Desultory chat puttered into noisy talk.
One day, Barry carelessly left the Tom-Tom at home – Belinda had been most insistent that he remove the unit every night for fear of thieves. Panic overwhelmed him as he drove, he was totally lost, eternally stuck on that hellish roundabout, hooted at and derided. He was two hours late for his appointment, and lost a contract for the firm. He tried to be blasé about the whole thing when Belinda enquired after his day.
Next morning, he was dimly aware that something about the settings on the Tom-Tom didn’t seem quite right, but this factor flitted into insignificance in comparison with his transports of delight when he set out again the with Lady Janetta beside him.
‘Don’t ever desert me again,’ Barry pleaded.
‘I thought it was more a case of your forgetting me.’ Lady Janetta nuzzled up to him the way he liked, and kissed him tenderly on the cheek as he drove on. He drew up in a lay-by, and kissed her passionately.
‘No way!’
‘I’ll be right with you till the end of the road,’ Lady Janetta assured him after a long clinch.

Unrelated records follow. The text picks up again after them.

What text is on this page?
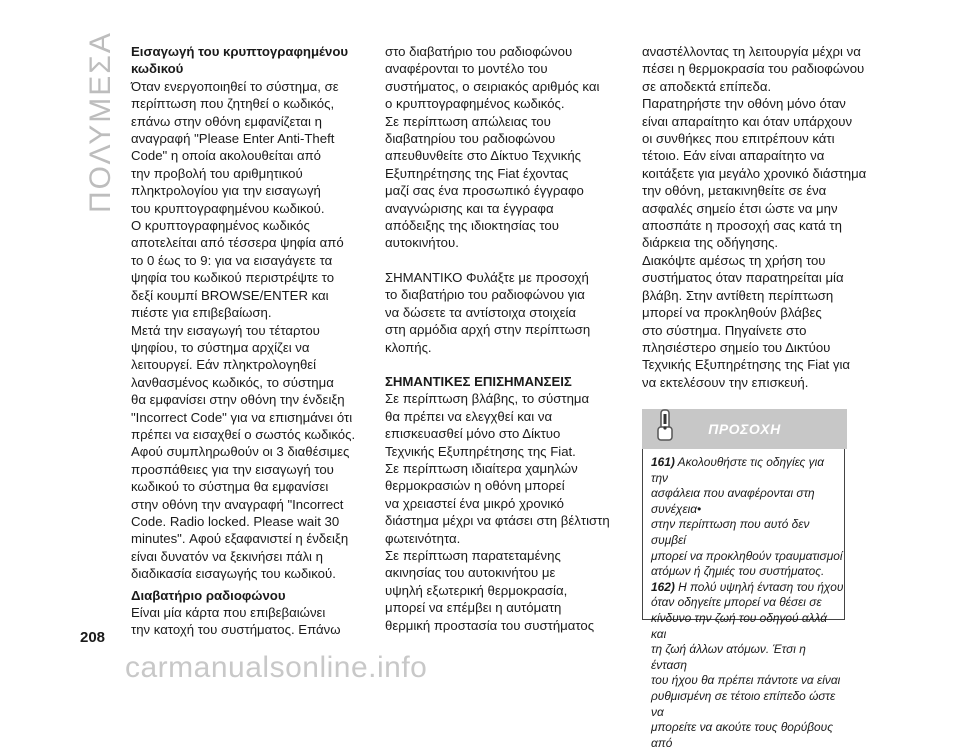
ΠΟΛΥΜΕΣΑ Εισαγωγή του κρυπτογραφημένου

κωδικού

Όταν ενεργοποιηθεί το σύστημα, σε

περίπτωση που ζητηθεί ο κωδικός,

επάνω στην οθόνη εμφανίζεται η

αναγραφή "Please Enter Anti-Theft

Code" η οποία ακολουθείται από

την προβολή του αριθμητικού

πληκτρολογίου για την εισαγωγή

του κρυπτογραφημένου κωδικού.

Ο κρυπτογραφημένος κωδικός

αποτελείται από τέσσερα ψηφία από

το 0 έως το 9: για να εισαγάγετε τα

ψηφία του κωδικού περιστρέψτε το

δεξί κουμπί BROWSE/ENTER και

πιέστε για επιβεβαίωση.

Μετά την εισαγωγή του τέταρτου

ψηφίου, το σύστημα αρχίζει να

λειτουργεί. Εάν πληκτρολογηθεί

λανθασμένος κωδικός, το σύστημα

θα εμφανίσει στην οθόνη την ένδειξη

"Incorrect Code" για να επισημάνει ότι

πρέπει να εισαχθεί ο σωστός κωδικός.

Αφού συμπληρωθούν οι 3 διαθέσιμες

προσπάθειες για την εισαγωγή του

κωδικού το σύστημα θα εμφανίσει

στην οθόνη την αναγραφή "Incorrect

Code. Radio locked. Please wait 30

minutes". Αφού εξαφανιστεί η ένδειξη

είναι δυνατόν να ξεκινήσει πάλι η

διαδικασία εισαγωγής του κωδικού.

Διαβατήριο ραδιοφώνου

Είναι μία κάρτα που επιβεβαιώνει

την κατοχή του συστήματος. Επάνω

στο διαβατήριο του ραδιοφώνου

αναφέρονται το μοντέλο του

συστήματος, ο σειριακός αριθμός και

ο κρυπτογραφημένος κωδικός.

Σε περίπτωση απώλειας του

διαβατηρίου του ραδιοφώνου

απευθυνθείτε στο Δίκτυο Τεχνικής

Εξυπηρέτησης της Fiat έχοντας

μαζί σας ένα προσωπικό έγγραφο

αναγνώρισης και τα έγγραφα

απόδειξης της ιδιοκτησίας του

αυτοκινήτου.

ΣΗΜΑΝΤΙΚΟ Φυλάξτε με προσοχή

το διαβατήριο του ραδιοφώνου για

να δώσετε τα αντίστοιχα στοιχεία

στη αρμόδια αρχή στην περίπτωση

κλοπής.

ΣΗΜΑΝΤΙΚΕΣ ΕΠΙΣΗΜΑΝΣΕΙΣ

Σε περίπτωση βλάβης, το σύστημα

θα πρέπει να ελεγχθεί και να

επισκευασθεί μόνο στο Δίκτυο

Τεχνικής Εξυπηρέτησης της Fiat.

Σε περίπτωση ιδιαίτερα χαμηλών

θερμοκρασιών η οθόνη μπορεί

να χρειαστεί ένα μικρό χρονικό

διάστημα μέχρι να φτάσει στη βέλτιστη

φωτεινότητα.

Σε περίπτωση παρατεταμένης

ακινησίας του αυτοκινήτου με

υψηλή εξωτερική θερμοκρασία,

μπορεί να επέμβει η αυτόματη

θερμική προστασία του συστήματος

αναστέλλοντας τη λειτουργία μέχρι να

πέσει η θερμοκρασία του ραδιοφώνου

σε αποδεκτά επίπεδα.

Παρατηρήστε την οθόνη μόνο όταν

είναι απαραίτητο και όταν υπάρχουν

οι συνθήκες που επιτρέπουν κάτι

τέτοιο. Εάν είναι απαραίτητο να

κοιτάξετε για μεγάλο χρονικό διάστημα

την οθόνη, μετακινηθείτε σε ένα

ασφαλές σημείο έτσι ώστε να μην

αποσπάτε η προσοχή σας κατά τη

διάρκεια της οδήγησης.

Διακόψτε αμέσως τη χρήση του

συστήματος όταν παρατηρείται μία

βλάβη. Στην αντίθετη περίπτωση

μπορεί να προκληθούν βλάβες

στο σύστημα. Πηγαίνετε στο

πλησιέστερο σημείο του Δικτύου

Τεχνικής Εξυπηρέτησης της Fiat για

να εκτελέσουν την επισκευή.

ΠΡΟΣΟΧΗ

161) Ακολουθήστε τις οδηγίες για την

ασφάλεια που αναφέρονται στη συνέχεια•

στην περίπτωση που αυτό δεν συμβεί

μπορεί να προκληθούν τραυματισμοί

ατόμων ή ζημιές του συστήματος.

162) Η πολύ υψηλή ένταση του ήχου

όταν οδηγείτε μπορεί να θέσει σε

κίνδυνο την ζωή του οδηγού αλλά και

τη ζωή άλλων ατόμων. Έτσι η ένταση

του ήχου θα πρέπει πάντοτε να είναι

ρυθμισμένη σε τέτοιο επίπεδο ώστε να

μπορείτε να ακούτε τους θορύβους από

208
carmanualsonline.info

‘You mean you’ll come away with me?’
‘Why not? Where would you like to go today?’
Barry didn’t care, anywhere would do as long as it was with her and without Belinda.
‘A touch of sea air?’
‘Sounds good.’
‘Then off we go. At the next roundabout, turn left, first exit, then keep left…………’
Before he realised it, they had beamed down somewhere near Eastbourne.
The road rambled up to Beachy Head, with the cloud flecked sky above and the deep blue sea below sparkling in the glittering sun, where larks warbled and seagulls shrieked and butterflies fluttered above the flowers of the spring. Tra la.
‘Turn left, after fifty yards, bear left over the grass. At the end of the grass, go straight on.’